Dynamic change of hydrogen sulfide during global cerebral ischemia–reperfusion and its effect in rats

Abstract

Hydrogen sulfide (H₂S) is a gaseous messenger and serves as an important neuromodulator in central nervous system. In the current study, we investigated the change of H₂S and cystathionine β-synthase (CBS), an H₂S-synthesizing enzyme at different time points of reperfusion following global cerebral ischemia in rats, and the effect of exogenous H₂S on global cerebral ischemia–reperfusion injury. First, we used global cerebral ischemia–reperfusion model by occlusion of bilateral common carotid arteries and vertebral arteries. Next, we measured H₂S levels in the hippocampus, cortex and plasma, the activity of H₂S-synthesizing enzymes and expression of CBS mRNA and protein in the hippocampus and cortex at 12 h, 24 h, 48 h, 72 h and 7 days of reperfusion following 15 min cerebral ischemia. Second, we pretreated rats with different doses of sodium hydrogen sulfide (NaHS), an H₂S donor and observed its effect on neuronal injury induced by 7 days of reperfusion after 15 min global cerebral ischemia. We found that when compared to sham group the amount of H₂S in the hippocampus was increased significantly at 12 h of reperfusion after cerebral ischemia, markedly decreased at 24 h, restored to the same level as that in sham group at 48 h and maintained at 72 h and 7 days. The same change tendency in the levels of H₂S was found in the cortex as described for the hippocampus. We found a similar change tendency in the activity of H₂S-synthesizing enzymes, CBS mRNA and protein expression to that in the H₂S level at different time points of reperfusion. Furthermore, while 180 μmol/kg NaHS pretreatment deteriorated the neuronal injury after global cerebral ischemia, 25 μmol/kg NaHS attenuated the neuronal injury. We suggest that a decrease of H₂S level at 24 h of reperfusion after global cerebral ischemia may be involved in neuronal injury after cerebral ischemia and lower concentration rather than higher concentration of exogenous H₂S may offer a protection against the neuronal injury induced by global cerebral ischemia–reperfusion.

Introduction

Hydrogen sulfide (H₂S) has been known as a toxic gas and environment pollutant. However, in recent years, there has been growing interest in the potential role of H₂S as an endogenous signaling molecule (Li and Moore, 2008, Wang, 2002). Endogenous H₂S is mainly formed from cysteine by cystathionine β-synthase (CBS) and cystathionine γ-lyase (CSE). CBS is mainly expressed in the brain, peripheral nervous system, liver and kidney, whereas CSE is mostly found in the liver, vascular smooth muscle and endothelial cells (Lowicka and Beltowski, 2007). Recently, Kimura group reported that endogenous H₂S could also be produced by 3-mercaptopyruvate along with cysteine aminotransferase along with cysteine aminotransferase in the brain (Shibuya et al., 2009). Physiological concentrations of H₂S potentiate the activity of the N-methyl-d-aspartate receptor and enhance the induction of hippocampal long-term potentiation, a synaptic model of learning and memory (Abe and Kimura, 1996). Mutant mice lacking CSE display pronounced hypertension indicating that H₂S is a physiologic vasorelaxant and regulator of blood pressure (Yang et al., 2008). These findings suggest that H₂S may play an important physiological function in the central nervous system as an endogenous neuromodulator (Abe and Kimura, 1996).

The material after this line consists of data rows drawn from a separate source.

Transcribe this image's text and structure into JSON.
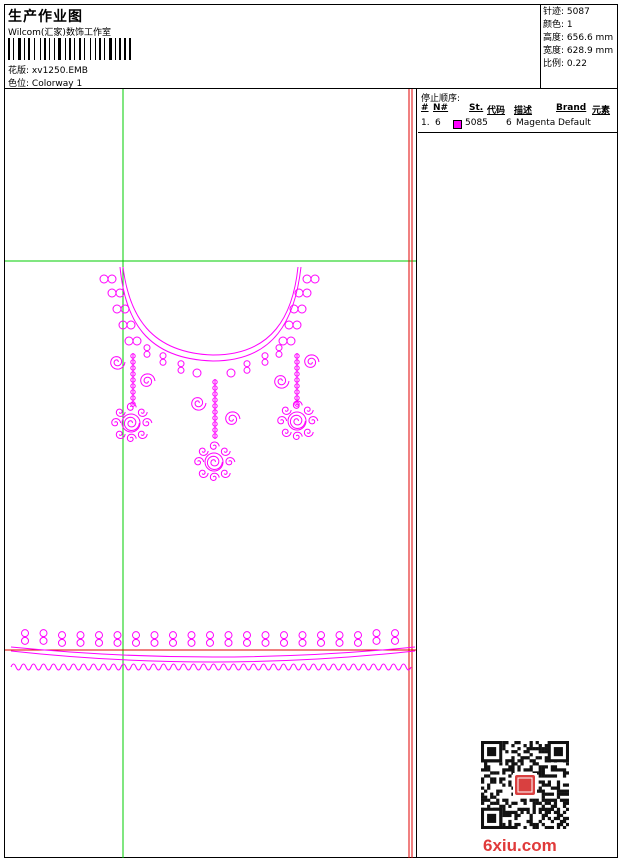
{
  "header": {
    "title": "生产作业图",
    "company": "Wilcom(汇家)数饰工作室",
    "design_label": "花版:",
    "design_value": "xv1250.EMB",
    "color_label": "色位:",
    "color_value": "Colorway 1"
  },
  "stats": {
    "stitches_label": "针迹:",
    "stitches_value": "5087",
    "colors_label": "颜色:",
    "colors_value": "1",
    "height_label": "高度:",
    "height_value": "656.6 mm",
    "width_label": "宽度:",
    "width_value": "628.9 mm",
    "scale_label": "比例:",
    "scale_value": "0.22"
  },
  "stop_sequence": {
    "title": "停止顺序:",
    "headers": [
      "#",
      "N#",
      "St.",
      "代码",
      "描述",
      "Brand",
      "元素"
    ],
    "rows": [
      {
        "num": "1.",
        "needle": "6",
        "stitches": "5085",
        "code": "6",
        "description": "Magenta",
        "brand": "Default",
        "color": "#ff00ff"
      }
    ]
  },
  "watermark": {
    "text": "6xiu.com"
  },
  "colors": {
    "thread": "#ff00ff",
    "guide_green": "#00cc00",
    "guide_red": "#e00000"
  }
}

In some pathological states, H₂S-synthesizing enzymes are changed, and thereby H₂S is changed, which may regulate the pathological state. There are some controversial effects of H₂S in different pathological states. Exogenous H₂S is of benefit in animal models of hypertensive diseases (Qingyou et al., 2004), while the inhibition of the endogenous synthesis of H₂S is beneficial in various etiologies of shock (Hui et al., 2003, Mok et al., 2004). In ischemic conditions, inhibitors of H₂S synthesis reduce the infarct volume caused by middle cerebral artery occlusion (Qu et al., 2006). However, H₂S is produced by myocardial ischemia in sufficient amounts to limit myocardial injury (Geng et al., 2004, Sivarajah et al., 2006). Thus, H₂S may have both beneficial and/or detrimental effects depending on what pathological state and/or what phase in a certain pathological state. However, changes of H₂S in different phase during pathological state such as cerebral ischemia–reperfusion are not known. We therefore investigated the change of H₂S and H₂S-synthesizing enzymes at different time points of reperfusion following global cerebral ischemia in rats. Second, we determined the effect of different concentrations of exogenous H₂S on neuronal injury induced by global cerebral ischemia–reperfusion.